Der atomare Sauerstoff in der Atmosphäre der Venus
Redaktion
/ Pressemitteilung des Deutschen Zentrums für Luft- und Raumfahrt e. V. astronews.com
9. November 2023
Die Venus gilt als Zwilling der Erde, hat sich aber komplett anders entwickelt.
Und natürlich interessiert sich die Forschung dafür, wie das passieren konnte.

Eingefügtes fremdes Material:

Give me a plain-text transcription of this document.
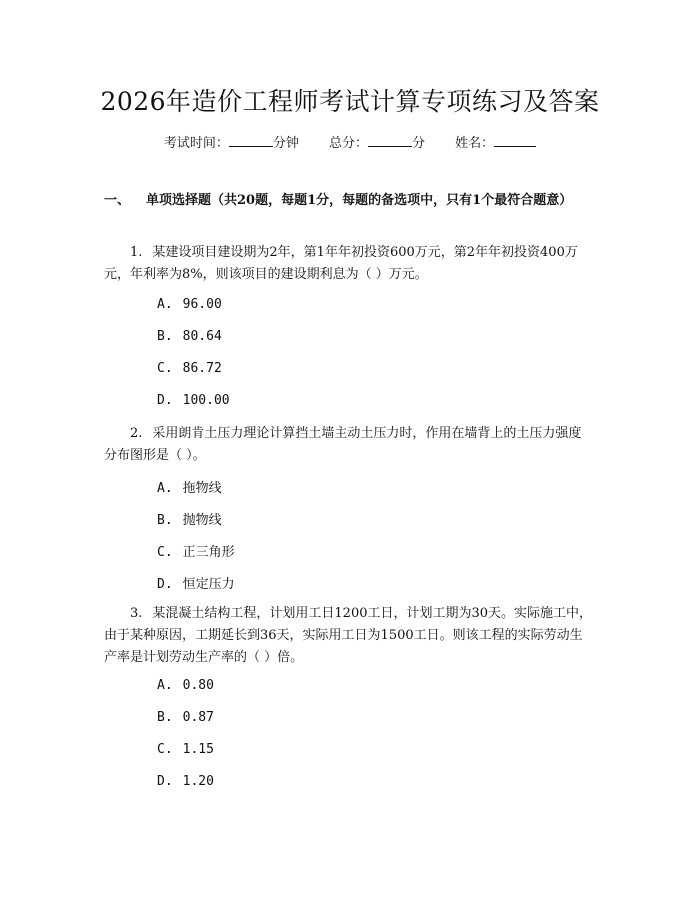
2026年造价工程师考试计算专项练习及答案
考试时间：	分钟 总分：	分 姓名：
一、 单项选择题（共20题，每题1分，每题的备选项中，只有1个最符合题意）
1. 某建设项目建设期为2年，第1年年初投资600万元，第2年年初投资400万元，年利率为8%，则该项目的建设期利息为（ ）万元。
A. 96.00
B. 80.64
C. 86.72
D. 100.00
2. 采用朗肯土压力理论计算挡土墙主动土压力时，作用在墙背上的土压力强度分布图形是（ ）。
A. 拖物线
B. 抛物线
C. 正三角形
D. 恒定压力
3. 某混凝土结构工程，计划用工日1200工日，计划工期为30天。实际施工中，由于某种原因，工期延长到36天，实际用工日为1500工日。则该工程的实际劳动生产率是计划劳动生产率的（ ）倍。
A. 0.80
B. 0.87
C. 1.15
D. 1.20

Mit dem Flugzeugobservatorium SOFIA wurde vor zwei Jahre nun erstmals die
Konzentration des atomaren Sauerstoffs auf der Tag- und Nachtseite der
Venusatmosphäre direkt gemessen.
Absorptionsspektrum von atomarem Sauerstoff
bei 4,74 Terahertz (schwarze Linie) vor dem Hintergrund der
Venus.
Bild: Hübers et al. / NASA / JPL-Caltech [Großansicht] |
Unser Sonnensystem hat zwei bemerkenswert ähnliche Planeten: die Erde und die
Venus. Sie sind wahrscheinlich gleich alt, vergleichbar groß und vermutlich aus
den gleichen Materialien entstanden. Aber es gibt auch große Unterschiede
zwischen beiden Himmelskörpern. Während die Erde einen blauen Himmel, Ozeane mit
flüssigem Wasser voller Leben und eine sauerstoffreiche Atmosphäre hat, ist die
Venus umgeben von einer dichten Wolkendecke aus Kohlendioxid, Stickstoff und
verschiedenen Spurengasen.
In der Atmosphäre der Venus herrschen zwei starke Strömungen vor: Unterhalb
von etwa 70 Kilometern gibt es Winde, die in Hurrikanstärke entgegen der
Rotationsrichtung der Venus wehen, jedoch strömen oberhalb von 120 Kilometern
starke Winde in Rotationsrichtung. Zwischen diesen beiden entgegengesetzten
atmosphärischen Strömungen befindet eine Schicht von atomarem Sauerstoff. Dieser
entsteht durch die UV-Strahlung der Sonne, die das Kohlendioxid und
Kohlenmonoxid der Venusatmosphäre in atomaren Sauererstoff und weitere Produkte
zerlegt.
Frühere und aktuelle Nachweismethoden sind indirekt und basieren auf
Messungen anderer Moleküle in Kombination mit photochemischen Modellen. Einem
Team von Forschenden vom DLR-Institut für Optische Sensorsysteme, dem
Max-Planck-Institut für Radioastronomie und der Universität zu Köln ist es im
November 2021 erstmals gelungen, die äußerst reaktiven Sauerstoffatome in der
Atmosphäre der Venus direkt nachzuweisen. Die Messungen wurden mit dem Terahertz-Spektrometer
upGREAT (German Receiver for Astronomy at Terahertz Frequencies) an Bord des
Flugzeugobservatoriums SOFIA durchgeführt.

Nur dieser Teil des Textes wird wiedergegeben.